I ALMOST LOST HER FOREVER…
I don’t know how many of you actually use this place, but choke on your tongue and silence your thoughts…
She keeps me sane in a way that I can’t describe. I see her face, and I can’t control my smile. When I smile, she smiles back and so on, so forth. That wasn’t nice of whoever helped coax my thoughts into thinking she hated me. Not very nice at all. Two wrongs don’t make a right. HELL, I could be talking to no one, and this entire thing is just my imagination. …
But I know you are here, CJ.. I saw you on your phone before.
Why?!
Am I the first person you’ve ever met with these issues?
What are they?
How do I fix them?
I won’t be back because I literally hurt her feelings and heart today!! For nothing! I feel so God d*mn guilty. She already had a f****** hard week! I just piled on psychotic BS. For no reason! Wth is wrong with you? Wth is wrong with me?!
I can’t even keep track of what is reality and what is fiction..

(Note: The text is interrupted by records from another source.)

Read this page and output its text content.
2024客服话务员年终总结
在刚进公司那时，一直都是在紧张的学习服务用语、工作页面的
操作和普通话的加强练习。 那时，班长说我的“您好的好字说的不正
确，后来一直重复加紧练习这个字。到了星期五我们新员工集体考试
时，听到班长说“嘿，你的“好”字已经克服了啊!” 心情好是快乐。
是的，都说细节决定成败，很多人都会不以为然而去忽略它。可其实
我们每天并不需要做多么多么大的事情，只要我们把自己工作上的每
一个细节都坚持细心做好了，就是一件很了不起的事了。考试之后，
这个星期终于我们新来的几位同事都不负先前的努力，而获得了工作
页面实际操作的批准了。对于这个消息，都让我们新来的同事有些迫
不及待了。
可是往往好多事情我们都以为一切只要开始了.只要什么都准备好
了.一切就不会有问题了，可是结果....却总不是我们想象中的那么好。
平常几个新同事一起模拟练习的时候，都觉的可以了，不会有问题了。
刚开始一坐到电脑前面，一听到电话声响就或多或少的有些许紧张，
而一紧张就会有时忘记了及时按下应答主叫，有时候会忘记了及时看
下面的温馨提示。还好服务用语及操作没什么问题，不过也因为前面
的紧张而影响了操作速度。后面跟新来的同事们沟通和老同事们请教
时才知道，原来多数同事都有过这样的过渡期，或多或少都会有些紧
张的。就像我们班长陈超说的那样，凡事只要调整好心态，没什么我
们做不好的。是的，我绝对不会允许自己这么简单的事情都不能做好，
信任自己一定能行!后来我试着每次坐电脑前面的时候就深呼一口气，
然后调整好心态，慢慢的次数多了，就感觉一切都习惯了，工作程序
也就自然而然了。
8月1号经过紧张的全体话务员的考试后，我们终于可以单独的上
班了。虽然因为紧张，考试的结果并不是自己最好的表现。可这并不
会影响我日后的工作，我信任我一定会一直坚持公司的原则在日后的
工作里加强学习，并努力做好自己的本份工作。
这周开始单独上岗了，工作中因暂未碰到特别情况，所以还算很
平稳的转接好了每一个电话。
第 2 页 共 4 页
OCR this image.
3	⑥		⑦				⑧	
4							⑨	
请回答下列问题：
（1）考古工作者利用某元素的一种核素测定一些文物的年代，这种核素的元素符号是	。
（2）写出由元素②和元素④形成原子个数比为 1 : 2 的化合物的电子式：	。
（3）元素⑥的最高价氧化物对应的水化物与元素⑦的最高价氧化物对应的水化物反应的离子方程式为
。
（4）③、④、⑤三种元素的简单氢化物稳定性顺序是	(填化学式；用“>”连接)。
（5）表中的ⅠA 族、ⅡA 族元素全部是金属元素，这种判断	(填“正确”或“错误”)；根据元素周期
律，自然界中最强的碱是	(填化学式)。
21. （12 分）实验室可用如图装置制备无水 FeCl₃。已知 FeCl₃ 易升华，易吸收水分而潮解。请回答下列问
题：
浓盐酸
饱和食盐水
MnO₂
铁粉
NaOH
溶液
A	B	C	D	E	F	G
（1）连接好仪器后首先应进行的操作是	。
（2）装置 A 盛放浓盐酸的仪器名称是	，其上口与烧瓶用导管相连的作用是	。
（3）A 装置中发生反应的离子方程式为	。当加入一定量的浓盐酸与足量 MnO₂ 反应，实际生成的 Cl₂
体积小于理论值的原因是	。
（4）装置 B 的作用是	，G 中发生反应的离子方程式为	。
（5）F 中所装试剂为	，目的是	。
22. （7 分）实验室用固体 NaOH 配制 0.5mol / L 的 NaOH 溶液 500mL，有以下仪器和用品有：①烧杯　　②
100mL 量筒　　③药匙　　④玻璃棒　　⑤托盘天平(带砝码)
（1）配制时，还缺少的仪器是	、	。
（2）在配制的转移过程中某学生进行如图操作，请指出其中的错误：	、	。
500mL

I really should have stayed away.
I should have stayed away.
I should learn to listen.
F*ck, F*CK, F*CKING IDIOT!!
True facts, I don’t believe a psychology major could survive in my mind. Maybe I’m already dead.. hell would explain that theory. But then again, how can I believe anything? I’m going to trust her and only her! F*ck you and F*ck this website. I feel insane, I’m probably talking to no one! Bloody f*cking hell. Bye, no one, bye CJ.